We tapped a rich vein in mentioning the Chisam family as yet another chapter emerges in the shape of World War One flying ace Harry Chisam, a grandson of Joseph Chisam of Whitehaven Cocoa and Coffee House fame.

Harry, born William Hargrove Chisam in 1894, was the son of William Edmund Chisam who was a founder of Seascale Methodist Church and lived at the Victorian villa, Norse Range in the village.

The adventurous Harry trained with those famous aviators the Wright brothers in Ohio, flew Sopwith Camels in World War One and served as a pilot with the Royal Naval Air Service, one of the forerunners of the RAF, of which he was a founder-member.

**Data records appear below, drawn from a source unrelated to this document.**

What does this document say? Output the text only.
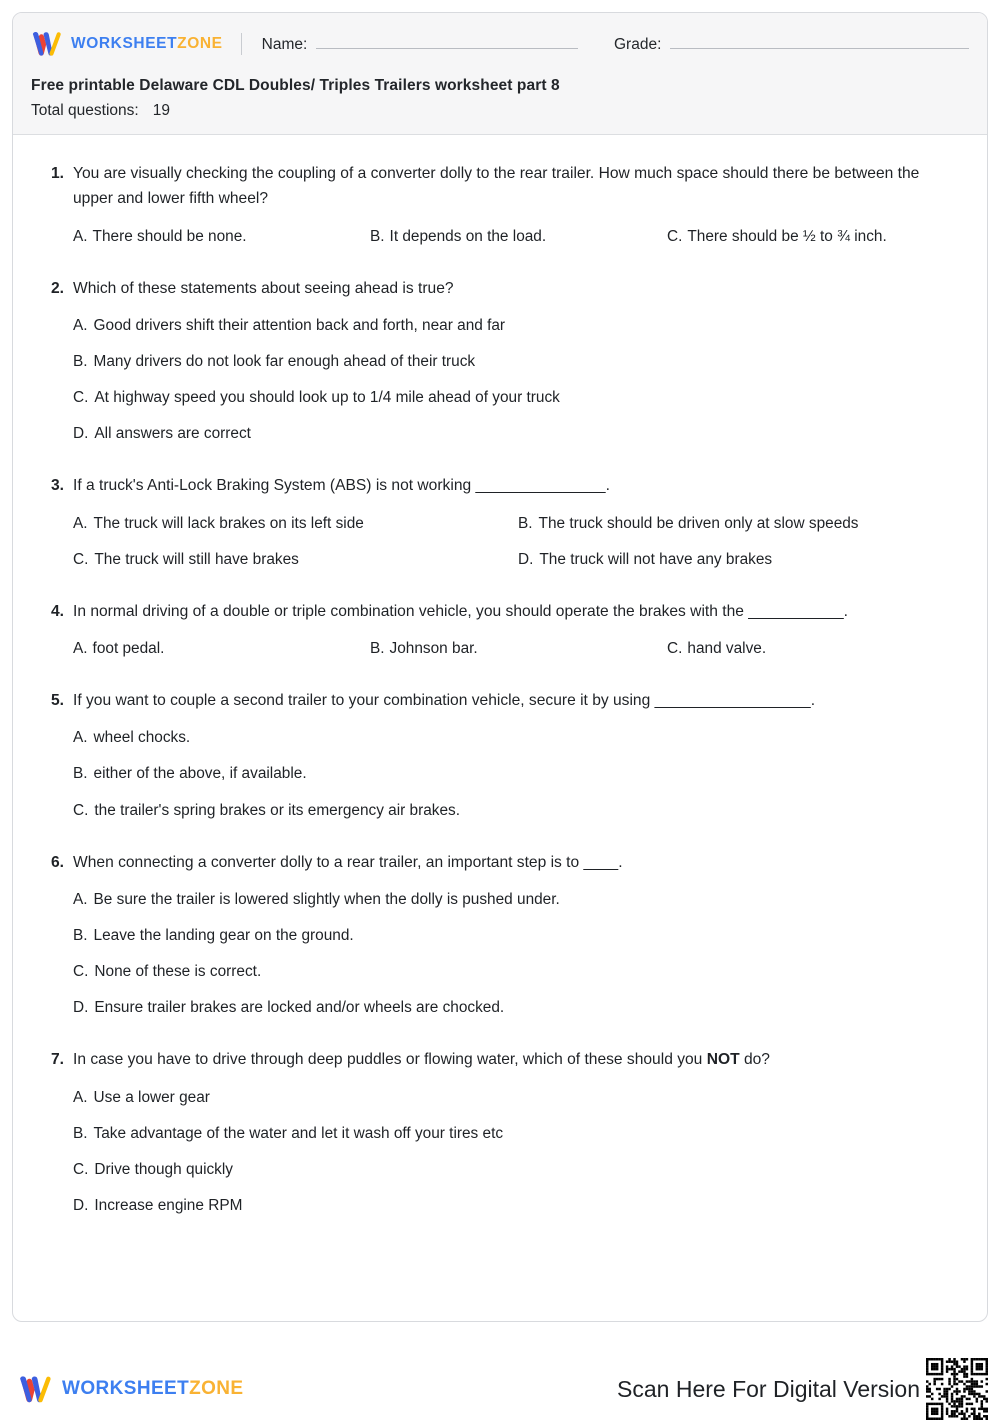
WORKSHEETZONE	Name:	Grade:
Free printable Delaware CDL Doubles/ Triples Trailers worksheet part 8
Total questions: 19
1. You are visually checking the coupling of a converter dolly to the rear trailer. How much space should there be between the upper and lower fifth wheel?
A. There should be none.	B. It depends on the load.	C. There should be ½ to ¾ inch.
2. Which of these statements about seeing ahead is true?
A. Good drivers shift their attention back and forth, near and far
B. Many drivers do not look far enough ahead of their truck
C. At highway speed you should look up to 1/4 mile ahead of your truck
D. All answers are correct
3. If a truck's Anti-Lock Braking System (ABS) is not working _______________.
A. The truck will lack brakes on its left side	B. The truck should be driven only at slow speeds
C. The truck will still have brakes	D. The truck will not have any brakes
4. In normal driving of a double or triple combination vehicle, you should operate the brakes with the ___________.
A. foot pedal.	B. Johnson bar.	C. hand valve.
5. If you want to couple a second trailer to your combination vehicle, secure it by using __________________.
A. wheel chocks.
B. either of the above, if available.
C. the trailer's spring brakes or its emergency air brakes.
6. When connecting a converter dolly to a rear trailer, an important step is to ____.
A. Be sure the trailer is lowered slightly when the dolly is pushed under.
B. Leave the landing gear on the ground.
C. None of these is correct.
D. Ensure trailer brakes are locked and/or wheels are chocked.
7. In case you have to drive through deep puddles or flowing water, which of these should you NOT do?
A. Use a lower gear
B. Take advantage of the water and let it wash off your tires etc
C. Drive though quickly
D. Increase engine RPM
WORKSHEETZONE	Scan Here For Digital Version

Before leaving America to return to Britain, and bent on playing his part in winning the war, Carlisle-born Harry had met US President Woodrow Wilson and the two men realised both their grandfathers had been Methodist preachers at the Annetwell Street chapel in Carlisle!

In 2009, Harry’s daughter Margaret Partington (nee Chisam), now 81 and living in Berkshire, published a book to her father’s memory, charting his many exploits. She co-wrote it with Andy Milne and it was produced by the Trevor Preece Publishing firm, of Seascale.

Margaret’s family, the Chisams, lived for 50 years
at Norse Range on Drigg Road, Seascale, a house built in 1909 by her great-grandfather.

Margaret lived there for a time herself, attending Calder Girls School in the
village (opened in 1884, closed in 1967, now a hotel). For many years she ran a hat-hire business in Datchet.

Her father had seen active air service during World War One (having paid for his own pilot’s training at $25 a lesson) and had risked his life many times, engaging the enemy over France, Belgium and the North Sea.

He crash-landed at Dunkirk and was shot down over the Somme but survived the war to live until he was 77.

In the 1990s Margaret went to America to meet Ivonette, a niece of the Wright brothers (neither brother had married) who showed Margaret her father Harry Chisam’s name engraved on a plaque at Dayton, Ohio, commemorating those
pioneers of aviation trained by the Wrights’ flying school.